Before leading BofA-Merrill’s wealth-management group – which now includes some 15,700 Merrill Lynch advisors, roughly 1,500 U.S. Trust advisors and about 3,100 other client-facing professionals – Krawcheck (left) was CEO of global wealth management at Citigroup, which included Smith Barney, the Citi Private Bank and also the Citi equity research division. She has also served as chief financial officer of Citigroup.
Prior to her work for Citi, she was chairman and chief executive officer of Sanford C. Bernstein & Co., Inc., and an executive vice president of Bernstein’s parent company, Alliance Capital Management.
When Krawcheck was brought on board in the second quarter of 2009, BofA reported that it had 15,008 advisors in its Merrill Lynch and legacy BofA wealth-management operations, down from 15,822 at the end of the first quarter of ’09. Total client balances were about $1.8 trillion.
Today, assets under management are about $2.2 trillion, and the number of Merrill advisors has expanded by nearly 700 from when Krawcheck was hired. Such growth gives Krawcheck powerful ammunition when it comes to debunking what she says are “myths” about the wealth management industry – that advisors and clients are abandoning the wirehouse model.

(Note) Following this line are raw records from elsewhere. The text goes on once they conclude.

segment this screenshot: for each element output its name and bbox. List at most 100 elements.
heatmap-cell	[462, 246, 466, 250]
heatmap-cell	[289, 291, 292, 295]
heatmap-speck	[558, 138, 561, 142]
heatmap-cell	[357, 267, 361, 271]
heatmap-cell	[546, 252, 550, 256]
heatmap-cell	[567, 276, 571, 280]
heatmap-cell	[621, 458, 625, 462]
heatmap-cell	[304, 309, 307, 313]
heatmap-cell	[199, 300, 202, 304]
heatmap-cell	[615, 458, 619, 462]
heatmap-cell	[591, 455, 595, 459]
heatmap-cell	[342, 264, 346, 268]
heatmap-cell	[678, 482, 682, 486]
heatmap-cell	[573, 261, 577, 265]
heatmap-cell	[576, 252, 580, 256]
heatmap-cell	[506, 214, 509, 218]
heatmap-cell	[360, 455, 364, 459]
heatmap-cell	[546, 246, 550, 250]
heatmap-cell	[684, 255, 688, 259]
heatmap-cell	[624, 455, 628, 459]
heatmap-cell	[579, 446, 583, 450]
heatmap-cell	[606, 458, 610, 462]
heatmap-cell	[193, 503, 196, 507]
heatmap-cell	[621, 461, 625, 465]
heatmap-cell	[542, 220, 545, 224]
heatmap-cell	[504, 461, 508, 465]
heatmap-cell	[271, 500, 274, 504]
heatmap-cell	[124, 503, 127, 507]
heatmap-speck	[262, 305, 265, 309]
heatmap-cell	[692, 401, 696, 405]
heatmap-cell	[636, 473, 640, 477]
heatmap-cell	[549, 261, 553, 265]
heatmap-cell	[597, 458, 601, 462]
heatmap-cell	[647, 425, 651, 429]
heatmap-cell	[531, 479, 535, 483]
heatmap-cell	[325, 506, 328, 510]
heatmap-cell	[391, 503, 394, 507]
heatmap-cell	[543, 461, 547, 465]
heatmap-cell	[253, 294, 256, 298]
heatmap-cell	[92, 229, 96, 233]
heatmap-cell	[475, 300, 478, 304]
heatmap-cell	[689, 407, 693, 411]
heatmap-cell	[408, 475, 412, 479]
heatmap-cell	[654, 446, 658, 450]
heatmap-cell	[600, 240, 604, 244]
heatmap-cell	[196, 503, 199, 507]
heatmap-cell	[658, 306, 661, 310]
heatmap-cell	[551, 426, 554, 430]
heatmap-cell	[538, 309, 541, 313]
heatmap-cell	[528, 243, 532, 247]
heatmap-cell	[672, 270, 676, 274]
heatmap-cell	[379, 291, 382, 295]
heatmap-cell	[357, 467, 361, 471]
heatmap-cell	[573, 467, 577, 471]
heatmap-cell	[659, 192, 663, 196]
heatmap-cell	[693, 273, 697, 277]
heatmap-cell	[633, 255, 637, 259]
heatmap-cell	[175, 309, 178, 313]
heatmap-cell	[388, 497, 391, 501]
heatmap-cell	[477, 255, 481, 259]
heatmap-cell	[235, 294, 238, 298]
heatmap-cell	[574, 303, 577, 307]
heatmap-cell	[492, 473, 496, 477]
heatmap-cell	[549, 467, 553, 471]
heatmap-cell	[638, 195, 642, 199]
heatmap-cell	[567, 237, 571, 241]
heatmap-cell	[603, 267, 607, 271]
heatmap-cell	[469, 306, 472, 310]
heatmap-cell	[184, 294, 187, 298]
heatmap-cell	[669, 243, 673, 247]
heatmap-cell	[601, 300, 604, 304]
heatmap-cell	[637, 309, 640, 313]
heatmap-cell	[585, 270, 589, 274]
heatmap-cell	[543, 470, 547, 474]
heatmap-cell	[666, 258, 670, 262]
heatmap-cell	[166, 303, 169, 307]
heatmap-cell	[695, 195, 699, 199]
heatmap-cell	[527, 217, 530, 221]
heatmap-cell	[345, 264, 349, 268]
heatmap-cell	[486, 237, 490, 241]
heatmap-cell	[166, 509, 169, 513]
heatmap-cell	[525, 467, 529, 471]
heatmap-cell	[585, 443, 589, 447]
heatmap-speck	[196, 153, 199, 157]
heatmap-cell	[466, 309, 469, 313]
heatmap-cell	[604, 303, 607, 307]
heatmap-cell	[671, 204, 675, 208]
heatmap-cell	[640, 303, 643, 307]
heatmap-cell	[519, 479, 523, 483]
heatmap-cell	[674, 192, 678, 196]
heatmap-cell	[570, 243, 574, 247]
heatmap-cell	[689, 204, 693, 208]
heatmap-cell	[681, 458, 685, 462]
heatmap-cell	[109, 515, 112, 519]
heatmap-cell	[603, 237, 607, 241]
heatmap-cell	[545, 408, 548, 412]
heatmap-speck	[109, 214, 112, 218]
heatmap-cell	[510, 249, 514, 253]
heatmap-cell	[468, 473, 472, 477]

In comments at the Investment Company Institute (ICI) annual conference in Washington, D.C., on May 5, she said, “At Merrill Lynch, the client attrition rate is in the low single digits, a level that most firms would publish as a point of pride.” She also pointed out that Merrill Lynch’s advisors’ relationships with clients, “have endured, on average, 13 years, and one in four client relationships is 20-plus years in duration.”
In her paid and multiple volunteer positions, Krawcheck works to boost both the financial literacy of women and the number of women advisors. “Many people are surprised to learn that women hold more than half the nation’s wealth, comprise more than half of the workforce, are increasingly entrepreneurial, and women are also out-living men by an average of five to seven years,” she said at the recent ICI event.
In mid-June Merrill Lynch Wealth Management hosted a webinar titled “Women & Retirement” that featured Krawcheck. “Planning is hard – it’s no fun, and it’s painful, not relaxing,” explained Krawcheck during the June 16 event. “We love all of our clients equally,” she added later in the discussion, “but women tend to have relationships that last longer with an advisor.”